Polygravity's EADP validates transactions locally between two transacting parties. As a result the system exhibits a runtime complexity of O(1) meaning that there is no loss in system efficiency when new parties join the network. In other words: Every joining node ads to the global amount of transactions that can be processed in the system in a linear fashion.
In contrast, classic blockchain-based networks come with global consensus algorithms that validate transactions globally, in the entire system, which means that there is a global limit to their transaction throughput. In other words: Every joining node reduces the average transaction throughput capability of each node (ceteris paribus) and the global transaction throughput limit remains constant.
Polygravity's system establishes consensus between transacting parties via an agreement mechanism involving third party accountants as illustrated.
Clients are authenticated devices that are allowed to initiate/authorize transactions. You can think of them as the hardware of the actual user. Clients store only settled transaction hashes to minimize storage requirements on the client node.
Polygravity's system does not feature a hardware component, however, the client's hardware setup has a significant impact
on system security and performance.
Polygravity’s clients can work with comparatively primitive hardware. Cryptographic security level and transaction throughput are dependent on hardware performance, however, as explained in the EADP section, the transaction audit trail is stored on the accountants’ systems and not the transaction initiating client node.
As mentioned in the EADP section, Polygravity's system does not have a global transaction throughput limit.
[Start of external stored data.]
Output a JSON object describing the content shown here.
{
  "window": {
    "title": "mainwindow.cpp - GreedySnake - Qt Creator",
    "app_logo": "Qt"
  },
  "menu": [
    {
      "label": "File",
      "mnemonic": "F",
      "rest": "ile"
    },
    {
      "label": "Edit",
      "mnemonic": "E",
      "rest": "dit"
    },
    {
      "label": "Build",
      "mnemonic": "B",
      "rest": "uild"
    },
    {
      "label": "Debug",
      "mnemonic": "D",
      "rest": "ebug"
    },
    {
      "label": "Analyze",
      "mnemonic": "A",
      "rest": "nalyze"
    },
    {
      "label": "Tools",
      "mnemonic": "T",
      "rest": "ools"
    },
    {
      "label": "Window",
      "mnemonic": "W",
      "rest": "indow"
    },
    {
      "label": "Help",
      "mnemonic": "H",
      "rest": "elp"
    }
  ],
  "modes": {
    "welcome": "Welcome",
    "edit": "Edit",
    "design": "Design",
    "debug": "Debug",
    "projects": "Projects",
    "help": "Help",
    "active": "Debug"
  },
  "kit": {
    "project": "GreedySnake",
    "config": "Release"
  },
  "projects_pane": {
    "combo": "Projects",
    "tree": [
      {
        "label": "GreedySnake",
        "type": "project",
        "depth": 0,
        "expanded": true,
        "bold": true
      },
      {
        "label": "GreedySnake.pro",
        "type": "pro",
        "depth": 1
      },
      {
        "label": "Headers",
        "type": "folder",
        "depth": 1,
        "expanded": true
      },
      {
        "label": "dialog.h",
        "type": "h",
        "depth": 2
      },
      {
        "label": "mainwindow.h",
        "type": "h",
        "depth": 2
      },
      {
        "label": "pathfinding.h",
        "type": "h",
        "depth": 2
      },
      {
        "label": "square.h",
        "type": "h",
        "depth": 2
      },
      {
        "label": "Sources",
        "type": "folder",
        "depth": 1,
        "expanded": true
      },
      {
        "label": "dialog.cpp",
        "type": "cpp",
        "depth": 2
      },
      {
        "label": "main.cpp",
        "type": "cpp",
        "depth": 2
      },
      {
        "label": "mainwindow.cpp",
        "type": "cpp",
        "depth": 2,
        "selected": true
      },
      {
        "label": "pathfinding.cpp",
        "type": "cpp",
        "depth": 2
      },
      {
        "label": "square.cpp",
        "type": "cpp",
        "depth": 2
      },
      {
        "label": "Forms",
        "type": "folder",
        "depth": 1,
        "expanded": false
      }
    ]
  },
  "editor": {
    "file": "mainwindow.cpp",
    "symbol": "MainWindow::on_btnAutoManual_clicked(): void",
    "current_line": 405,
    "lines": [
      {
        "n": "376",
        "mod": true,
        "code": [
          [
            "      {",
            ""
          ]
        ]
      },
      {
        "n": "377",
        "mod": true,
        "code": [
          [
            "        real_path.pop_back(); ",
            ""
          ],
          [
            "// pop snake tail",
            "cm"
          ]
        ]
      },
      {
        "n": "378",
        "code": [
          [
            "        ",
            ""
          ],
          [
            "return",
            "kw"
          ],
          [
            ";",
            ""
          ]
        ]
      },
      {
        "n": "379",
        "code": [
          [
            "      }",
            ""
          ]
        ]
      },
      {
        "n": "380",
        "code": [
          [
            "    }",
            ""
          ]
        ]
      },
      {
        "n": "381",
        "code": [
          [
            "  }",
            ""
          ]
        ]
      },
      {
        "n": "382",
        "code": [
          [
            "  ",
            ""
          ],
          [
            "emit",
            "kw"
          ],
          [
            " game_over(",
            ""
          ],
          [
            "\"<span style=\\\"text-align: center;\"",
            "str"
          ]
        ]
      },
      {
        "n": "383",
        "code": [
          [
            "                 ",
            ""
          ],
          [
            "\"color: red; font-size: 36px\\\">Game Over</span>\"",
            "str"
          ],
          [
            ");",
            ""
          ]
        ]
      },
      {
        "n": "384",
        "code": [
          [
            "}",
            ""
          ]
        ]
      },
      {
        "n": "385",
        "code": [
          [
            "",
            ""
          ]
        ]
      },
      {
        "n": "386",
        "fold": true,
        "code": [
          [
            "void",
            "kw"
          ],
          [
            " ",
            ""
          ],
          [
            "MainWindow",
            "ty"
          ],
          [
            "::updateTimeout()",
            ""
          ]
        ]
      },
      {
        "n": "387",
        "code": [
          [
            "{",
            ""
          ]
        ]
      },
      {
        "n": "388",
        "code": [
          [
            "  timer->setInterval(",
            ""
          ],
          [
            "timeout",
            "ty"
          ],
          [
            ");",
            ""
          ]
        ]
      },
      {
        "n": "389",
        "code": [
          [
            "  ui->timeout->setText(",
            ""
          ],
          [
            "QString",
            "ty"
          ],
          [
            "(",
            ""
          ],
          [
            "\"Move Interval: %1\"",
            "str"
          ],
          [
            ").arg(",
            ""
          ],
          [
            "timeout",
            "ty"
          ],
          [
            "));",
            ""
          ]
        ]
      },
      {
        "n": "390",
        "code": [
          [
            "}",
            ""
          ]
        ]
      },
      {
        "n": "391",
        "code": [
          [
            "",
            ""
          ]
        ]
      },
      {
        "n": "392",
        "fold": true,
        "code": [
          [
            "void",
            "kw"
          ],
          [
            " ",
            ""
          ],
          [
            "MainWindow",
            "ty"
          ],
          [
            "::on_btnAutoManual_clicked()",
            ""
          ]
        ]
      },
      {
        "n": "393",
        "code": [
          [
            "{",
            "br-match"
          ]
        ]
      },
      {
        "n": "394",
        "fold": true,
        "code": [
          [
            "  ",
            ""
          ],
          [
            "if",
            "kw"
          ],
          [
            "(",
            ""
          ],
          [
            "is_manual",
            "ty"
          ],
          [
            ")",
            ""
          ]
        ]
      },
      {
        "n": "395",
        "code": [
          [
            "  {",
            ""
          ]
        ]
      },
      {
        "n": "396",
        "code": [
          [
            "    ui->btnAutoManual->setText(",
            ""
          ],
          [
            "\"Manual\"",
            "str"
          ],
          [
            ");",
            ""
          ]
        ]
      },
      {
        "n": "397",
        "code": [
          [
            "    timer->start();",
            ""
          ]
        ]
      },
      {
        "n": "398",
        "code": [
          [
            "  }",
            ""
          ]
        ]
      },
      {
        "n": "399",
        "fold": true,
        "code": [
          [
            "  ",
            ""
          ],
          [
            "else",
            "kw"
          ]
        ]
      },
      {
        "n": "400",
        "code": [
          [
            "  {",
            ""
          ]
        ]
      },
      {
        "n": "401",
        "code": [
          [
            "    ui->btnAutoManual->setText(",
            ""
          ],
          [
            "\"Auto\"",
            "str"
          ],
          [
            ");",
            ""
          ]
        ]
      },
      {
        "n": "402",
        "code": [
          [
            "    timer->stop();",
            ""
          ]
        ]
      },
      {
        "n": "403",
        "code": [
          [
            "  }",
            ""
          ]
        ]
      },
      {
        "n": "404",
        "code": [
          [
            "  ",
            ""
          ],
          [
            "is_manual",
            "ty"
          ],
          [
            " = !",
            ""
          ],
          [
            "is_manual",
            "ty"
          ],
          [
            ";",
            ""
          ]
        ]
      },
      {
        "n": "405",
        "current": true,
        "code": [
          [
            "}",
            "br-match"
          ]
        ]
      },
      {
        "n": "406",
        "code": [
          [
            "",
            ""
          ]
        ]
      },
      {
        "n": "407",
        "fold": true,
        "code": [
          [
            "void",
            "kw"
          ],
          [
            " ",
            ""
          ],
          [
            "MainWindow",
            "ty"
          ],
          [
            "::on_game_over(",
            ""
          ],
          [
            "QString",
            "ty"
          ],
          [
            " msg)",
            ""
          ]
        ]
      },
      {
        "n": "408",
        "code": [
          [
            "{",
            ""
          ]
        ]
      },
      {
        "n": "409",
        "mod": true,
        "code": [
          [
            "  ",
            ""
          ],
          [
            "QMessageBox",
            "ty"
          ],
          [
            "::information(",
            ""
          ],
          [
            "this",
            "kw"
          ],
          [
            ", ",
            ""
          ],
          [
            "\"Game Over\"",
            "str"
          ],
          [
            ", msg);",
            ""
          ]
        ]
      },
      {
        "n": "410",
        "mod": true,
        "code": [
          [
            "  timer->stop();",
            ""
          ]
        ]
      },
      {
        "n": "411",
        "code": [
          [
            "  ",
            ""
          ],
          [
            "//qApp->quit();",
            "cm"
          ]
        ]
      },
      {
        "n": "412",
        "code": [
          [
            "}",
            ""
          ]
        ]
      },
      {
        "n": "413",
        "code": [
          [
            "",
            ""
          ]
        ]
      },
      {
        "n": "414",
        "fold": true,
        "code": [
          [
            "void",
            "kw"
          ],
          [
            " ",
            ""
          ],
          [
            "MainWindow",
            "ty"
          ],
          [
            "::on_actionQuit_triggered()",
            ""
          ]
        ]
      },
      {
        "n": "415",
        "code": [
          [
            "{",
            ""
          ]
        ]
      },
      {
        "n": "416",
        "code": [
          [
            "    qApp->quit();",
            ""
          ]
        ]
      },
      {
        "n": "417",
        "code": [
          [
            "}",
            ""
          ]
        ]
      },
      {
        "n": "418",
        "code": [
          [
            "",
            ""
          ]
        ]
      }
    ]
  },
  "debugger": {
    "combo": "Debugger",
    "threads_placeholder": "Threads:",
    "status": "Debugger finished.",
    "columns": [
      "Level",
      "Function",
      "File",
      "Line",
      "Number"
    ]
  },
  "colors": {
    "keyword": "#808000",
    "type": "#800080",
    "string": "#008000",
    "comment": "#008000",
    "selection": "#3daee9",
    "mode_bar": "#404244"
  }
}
However, localy between two transacting parties, transaction packet throughput is dependent on hardware processing capacity.
Initial load tests on an outdated 2009 2.93 GHz i7 870 processor with 4 cores yielded 12’000 transaction- packets per second with a transaction-packet size of 512 bytes of random data per transaction.
However, the transaction processing algorithm is perfectly parallel, such that doubling the computational resources will double the transaction throughput (ceteris paribus). Otherwise put: Faster hardware will deliver more transactions per second in a linear fashion, meaning that a modern midrange performance server CPU, like many AMD EPYC CPUs, with 16 cores instead of 4 would deliver a transaction-packet throughput of 48’000 per second. Assuming that cores did not become any faster in the past 9 years.
All parties in the network are able to create HACs in order to ensure maximum data availability and security of their system. One HAC consists of multiple nodes (current maximum at 12) that synchronize via private blockchains and together act as a single party (accountant or client).
By bringing together 3 nodes or more in one party, byzantine failure tolerance is achieved, meaning that one third of all nodes can be overtaken by enemies who act maliciously without the system being disturbed. If more than 3 nodes are brought together only a third + 1 nodes must be operational, a third of all nodes can be overtaken by enemies, and the remaining nodes can be down without the system experiencing any disturbances.
Because private ledgers are stored with the accountants, high availability clusters are usually less interesting to clients.
The below example illustrates the workings of the combination of PSDP, ESDP and EADP in a scenario where a telecom operator uses Polygravity's system in order to bill their customer for network usage.
Billing is executed based on unalterable billing data which was notarized by both parties. Billing transactions occur in real-time and are settled by both parties’ accountants and transaction data is stored immutably on both accountants’ hardware.
The scalability of Polygravity’s system allows every network user, be that IoT sensors, phones, etc. to be billed separately in real-time without reaching any transaction throughput ceilings.